Interestingly, although S–R associations are the most prominent type of association cited in connection with behavioral theories of learning, their presence may also be the most difficult to document. One source of evidence for the presence of S–R associations has come through devaluation experiments. In these procedures, acquisition is followed by some form of devaluation of the reinforcer, usually through a taste-aversion procedure. It is often observed that following devaluation responding continues at some non-zero level. This persistent responding has been taken as evidence for the existence of S–R associations that were formed prior to the devaluation manipulation and, therefore, did not depend on the present value of the reinforcer (Colwill and Rescorla 1986). It may be that the results of the Running-Start test add to the evidence that S–R associations may be functionally independent of the value of a stimulus based on its current relation to a reinforcer.

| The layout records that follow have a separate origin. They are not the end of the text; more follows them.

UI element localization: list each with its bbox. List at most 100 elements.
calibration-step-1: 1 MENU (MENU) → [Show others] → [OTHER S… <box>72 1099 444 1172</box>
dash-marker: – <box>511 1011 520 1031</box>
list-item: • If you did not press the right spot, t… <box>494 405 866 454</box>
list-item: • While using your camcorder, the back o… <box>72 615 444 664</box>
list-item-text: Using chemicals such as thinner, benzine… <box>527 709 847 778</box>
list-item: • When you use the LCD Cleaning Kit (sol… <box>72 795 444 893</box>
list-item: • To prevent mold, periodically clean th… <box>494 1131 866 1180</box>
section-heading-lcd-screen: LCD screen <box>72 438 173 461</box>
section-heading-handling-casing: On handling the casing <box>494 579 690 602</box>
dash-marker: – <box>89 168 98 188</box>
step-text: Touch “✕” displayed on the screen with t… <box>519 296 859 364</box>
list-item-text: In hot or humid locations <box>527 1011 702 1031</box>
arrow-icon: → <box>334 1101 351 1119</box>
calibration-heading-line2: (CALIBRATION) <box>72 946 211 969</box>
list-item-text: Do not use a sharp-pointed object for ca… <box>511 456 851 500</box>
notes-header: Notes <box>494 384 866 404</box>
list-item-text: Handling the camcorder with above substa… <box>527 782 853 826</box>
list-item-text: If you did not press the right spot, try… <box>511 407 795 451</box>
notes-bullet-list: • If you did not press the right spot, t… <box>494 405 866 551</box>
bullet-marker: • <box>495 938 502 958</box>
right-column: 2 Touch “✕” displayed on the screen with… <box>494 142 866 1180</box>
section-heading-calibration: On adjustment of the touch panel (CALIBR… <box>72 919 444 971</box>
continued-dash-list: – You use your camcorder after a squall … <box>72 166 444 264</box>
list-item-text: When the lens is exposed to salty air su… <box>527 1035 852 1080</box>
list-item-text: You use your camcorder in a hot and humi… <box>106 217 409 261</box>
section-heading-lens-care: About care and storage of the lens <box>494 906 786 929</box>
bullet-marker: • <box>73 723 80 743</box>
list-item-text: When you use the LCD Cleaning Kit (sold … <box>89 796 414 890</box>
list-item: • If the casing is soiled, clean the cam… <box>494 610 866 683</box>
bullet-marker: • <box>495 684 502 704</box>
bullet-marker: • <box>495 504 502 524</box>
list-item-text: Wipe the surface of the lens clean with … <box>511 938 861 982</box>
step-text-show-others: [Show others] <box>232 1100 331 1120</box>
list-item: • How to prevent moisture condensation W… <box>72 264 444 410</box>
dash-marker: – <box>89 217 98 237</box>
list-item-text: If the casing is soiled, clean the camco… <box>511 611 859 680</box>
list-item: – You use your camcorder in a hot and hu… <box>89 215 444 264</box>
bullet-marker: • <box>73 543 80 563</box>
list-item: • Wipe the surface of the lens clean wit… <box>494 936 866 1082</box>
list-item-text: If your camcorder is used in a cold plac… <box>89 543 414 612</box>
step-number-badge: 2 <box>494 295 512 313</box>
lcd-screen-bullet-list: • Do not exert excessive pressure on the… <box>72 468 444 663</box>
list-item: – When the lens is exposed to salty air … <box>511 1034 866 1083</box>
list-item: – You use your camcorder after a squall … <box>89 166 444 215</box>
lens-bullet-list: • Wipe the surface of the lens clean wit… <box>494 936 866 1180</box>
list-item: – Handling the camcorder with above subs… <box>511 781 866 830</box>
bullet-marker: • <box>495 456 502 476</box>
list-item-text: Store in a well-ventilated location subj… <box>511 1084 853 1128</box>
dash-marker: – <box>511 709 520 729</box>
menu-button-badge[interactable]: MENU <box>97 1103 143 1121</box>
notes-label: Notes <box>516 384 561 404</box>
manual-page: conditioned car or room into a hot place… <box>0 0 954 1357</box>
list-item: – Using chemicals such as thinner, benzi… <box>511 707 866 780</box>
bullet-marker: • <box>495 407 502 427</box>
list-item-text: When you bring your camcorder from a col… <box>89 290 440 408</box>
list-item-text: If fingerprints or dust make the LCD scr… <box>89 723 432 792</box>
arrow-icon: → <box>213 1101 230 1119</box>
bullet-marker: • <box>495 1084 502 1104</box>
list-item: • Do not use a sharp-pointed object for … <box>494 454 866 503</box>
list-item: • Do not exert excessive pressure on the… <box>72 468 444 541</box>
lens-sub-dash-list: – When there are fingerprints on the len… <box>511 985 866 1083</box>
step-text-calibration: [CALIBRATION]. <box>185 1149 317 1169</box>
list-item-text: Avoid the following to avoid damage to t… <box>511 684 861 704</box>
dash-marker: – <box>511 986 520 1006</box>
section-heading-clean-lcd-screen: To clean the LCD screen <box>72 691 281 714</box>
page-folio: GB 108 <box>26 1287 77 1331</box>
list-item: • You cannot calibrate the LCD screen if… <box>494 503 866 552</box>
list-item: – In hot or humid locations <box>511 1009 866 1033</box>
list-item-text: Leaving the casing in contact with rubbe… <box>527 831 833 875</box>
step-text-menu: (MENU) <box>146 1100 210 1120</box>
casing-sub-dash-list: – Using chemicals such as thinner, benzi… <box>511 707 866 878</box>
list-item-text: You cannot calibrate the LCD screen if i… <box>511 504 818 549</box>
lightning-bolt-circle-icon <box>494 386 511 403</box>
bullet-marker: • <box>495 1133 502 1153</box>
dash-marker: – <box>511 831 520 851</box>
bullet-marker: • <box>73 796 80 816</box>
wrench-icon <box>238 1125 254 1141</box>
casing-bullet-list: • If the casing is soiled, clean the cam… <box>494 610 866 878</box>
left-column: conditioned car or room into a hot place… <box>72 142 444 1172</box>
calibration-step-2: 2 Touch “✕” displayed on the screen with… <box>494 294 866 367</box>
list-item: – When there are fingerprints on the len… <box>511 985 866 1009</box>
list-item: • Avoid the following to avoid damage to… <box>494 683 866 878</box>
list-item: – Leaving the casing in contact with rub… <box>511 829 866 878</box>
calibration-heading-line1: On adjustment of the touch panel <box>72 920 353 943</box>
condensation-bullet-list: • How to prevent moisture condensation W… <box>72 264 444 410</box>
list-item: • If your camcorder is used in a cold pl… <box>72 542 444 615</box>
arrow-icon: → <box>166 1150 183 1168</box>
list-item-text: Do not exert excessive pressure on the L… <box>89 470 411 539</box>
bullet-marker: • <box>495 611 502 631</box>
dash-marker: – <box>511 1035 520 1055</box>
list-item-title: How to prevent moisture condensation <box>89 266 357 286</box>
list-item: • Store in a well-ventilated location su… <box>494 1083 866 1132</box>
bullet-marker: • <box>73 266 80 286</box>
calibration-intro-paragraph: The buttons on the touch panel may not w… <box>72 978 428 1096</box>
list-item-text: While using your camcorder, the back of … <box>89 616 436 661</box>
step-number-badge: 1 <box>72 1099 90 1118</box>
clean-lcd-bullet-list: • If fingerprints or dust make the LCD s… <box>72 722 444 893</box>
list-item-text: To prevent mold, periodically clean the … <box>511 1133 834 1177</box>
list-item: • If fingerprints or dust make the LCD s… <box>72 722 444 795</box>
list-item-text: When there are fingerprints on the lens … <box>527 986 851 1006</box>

Considered broadly, these results should be placed within the context of other nonhuman analogs of implicit learning. These analogs include not only SRT procedures, but also statistical learning in cotton-top tamarins (Fitch and Hauser 2004) and pigeons (Froehlich et al. 2004), recursion in song bird learning (Gentner et al. 2006), repetition priming in pigeons (Blough 1993), and artificial grammar learning in pigeons (Herbranson and Shimp 2003). These analogs hold the possibility of becoming important contributions to the study of comparative cognition. They may enhance our perspective on precisely which aspects of human cognition find no parallels in nonhuman cognition, and which aspects may share common characteristics with nonhuman cognition. The present work adds to this effort by indicating that without explicit reinforcement for correct responding, nonhuman subjects nevertheless learn several features of patterned information, including the ordinal position of elements in a series and the perceptual characteristics of those elements.